Curiosity overcame me. After I released another fish, I reeled in the line and sat at the bank. I copied the stoic man by sitting on a rock and observed the surrounding conditions of the river, the fishermen on the river, and the weather. I watched each fisherman as did the young man by the blue Chevy. I watched their casting technique. I watched as they changed flies. I watched how they waded the river. I watched as they caught no fishing and left quietly to go to their vehicles, and the young man watched the same scene as one by one each fisherman left until the only ones left were the two observers. My curiosity would be satisfied, the young man came directly to me without hesitation. I surmised he was not just here to fish.

He approached me and introduced himself. As we talked, he informed me he traveled from Bailey, CO. to find a place to fish. The river he fished and guided at Bailey was swelled by the spring thaw and fishing and guiding was near impossible. We talked about the difficulty and challenge of fishing high water. We talked about the types of hand tied flies we each used. We traded stories of success and near success, and most importantly, we noted the singular enjoyment of the fishing experience.

He questioned me about my knowledge of the South Platte, and where would be a good place to bring novices. He asked about the flow and the depth of the water. He asked about the accessibility during this time of high water. He asked about the best patterns and types of flies to use in these places. As we talked about patterns, I offered him some samples that have been excellent trout attractors. It was then that he told me he sensed I was different from the other anglers. He saw how I had been able to land fish while the others were just soaking feather and fur. He was amazed when I quit fishing to observe as he had been doing.

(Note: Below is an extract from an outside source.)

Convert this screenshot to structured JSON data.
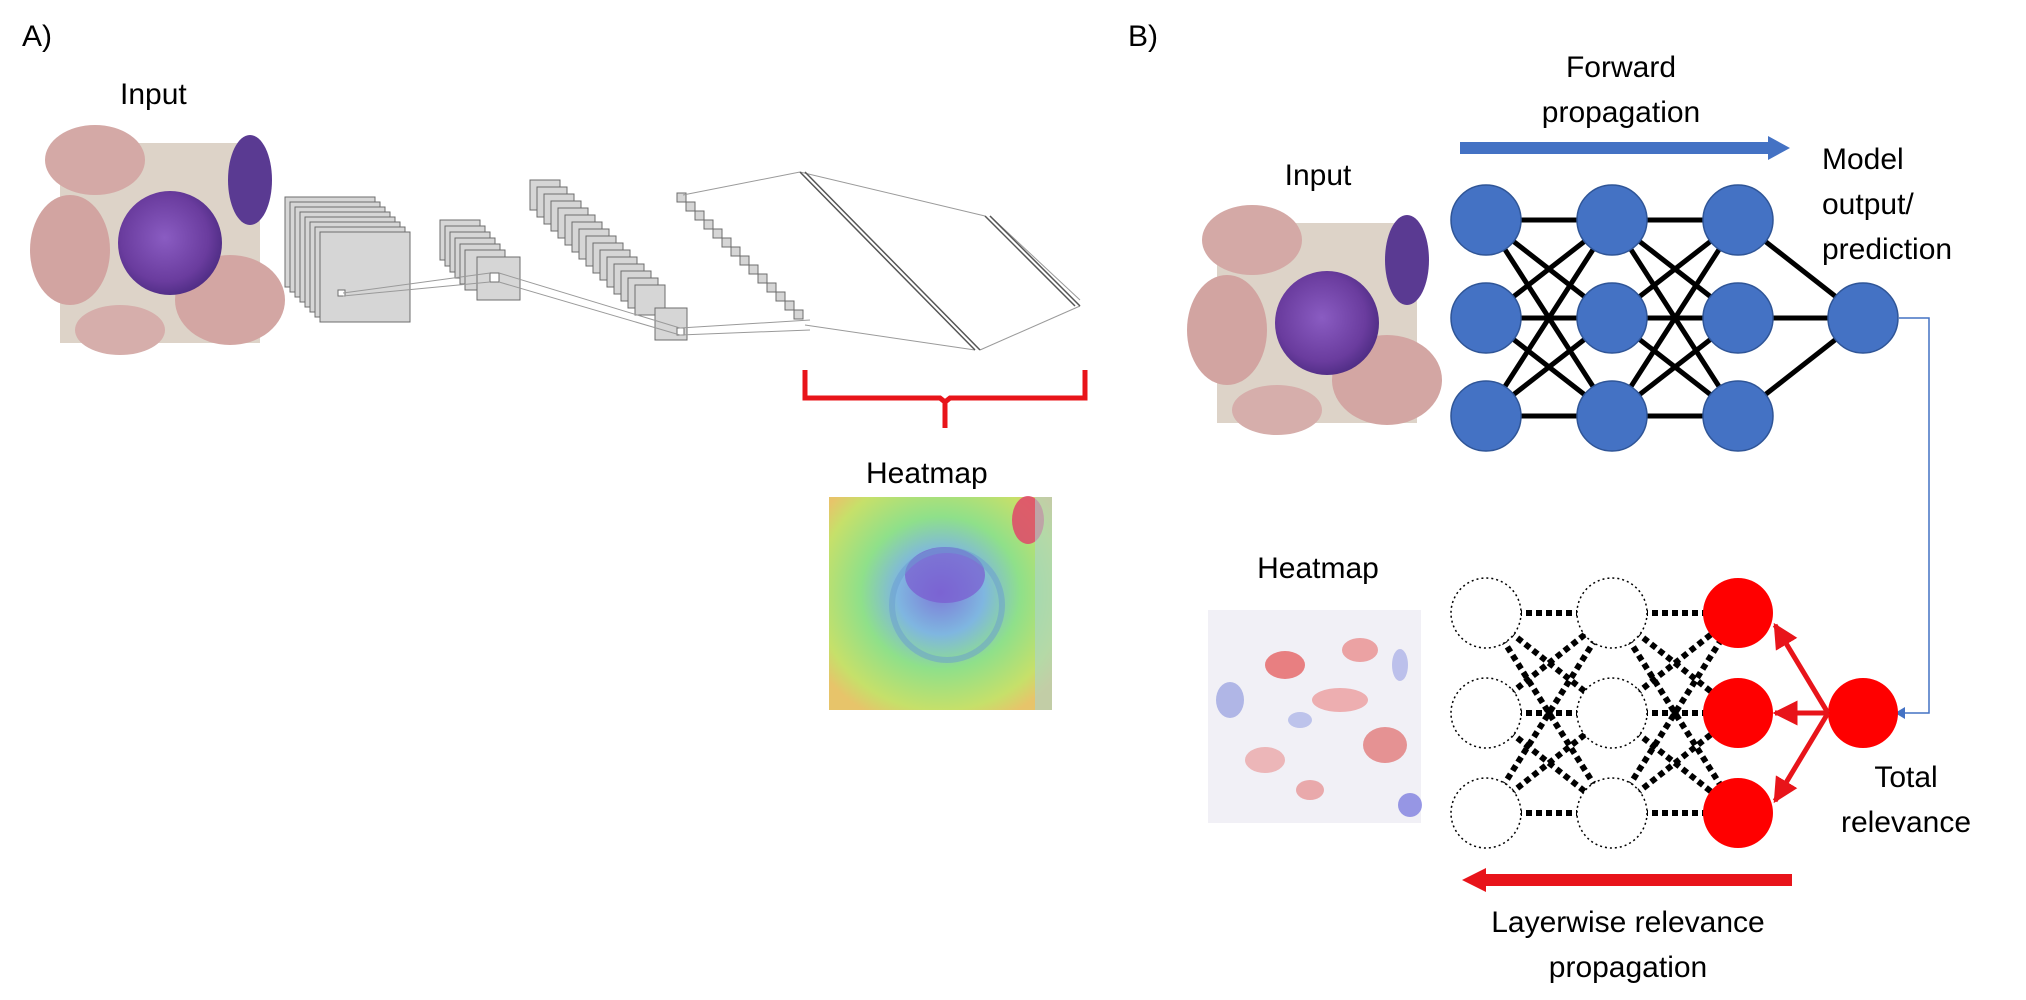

It is not often when one fisherman meets another fisherman cut from the same bolt of cloth. When it happens, it is as unforgettable as your name. As the dusk came upon us, he offered me two of his favorite dry flies, a Quill Gordon and a Blue Winged Olive. I spent little time during that fishing journey on fishing. I spent most of the time fellowshipping with another on the joys of fishing and the sharing of an exclusive respect.

I have had experiences that defy the laws of probability. One summer just after Father's day, I spent the afternoon fishing the South Platte in Deckers. The joy of the day was fishing with my new Father's day present from my children. I received for a present a cap that had a rainbow trout through it (cloth of course). The head of the trout protruded from above the bill of the cap, and the tail came out just above the size adjustor. It was a unique cap to say the least and it also won a prize at work for the ugliest cap. I, however, enjoyed the cap because it was from my children.

As usual, there were other fishermen around the South Platte that day. A particularly friendly gentleman started a conversation with me from the shore. I was busy nymphing, so I could not make any eye contact with the gentlemen. The conversation started with the weather, then the fishing, and finally Father's day. He asked if the cap I was wearing was a present. Between casts, I finally turned to the gentleman and responded the cap was a present from my children. It was then that I noticed, and he informed me, that he was wearing his Father's day present also, an exact duplicate of my hat! We both laughed heartily.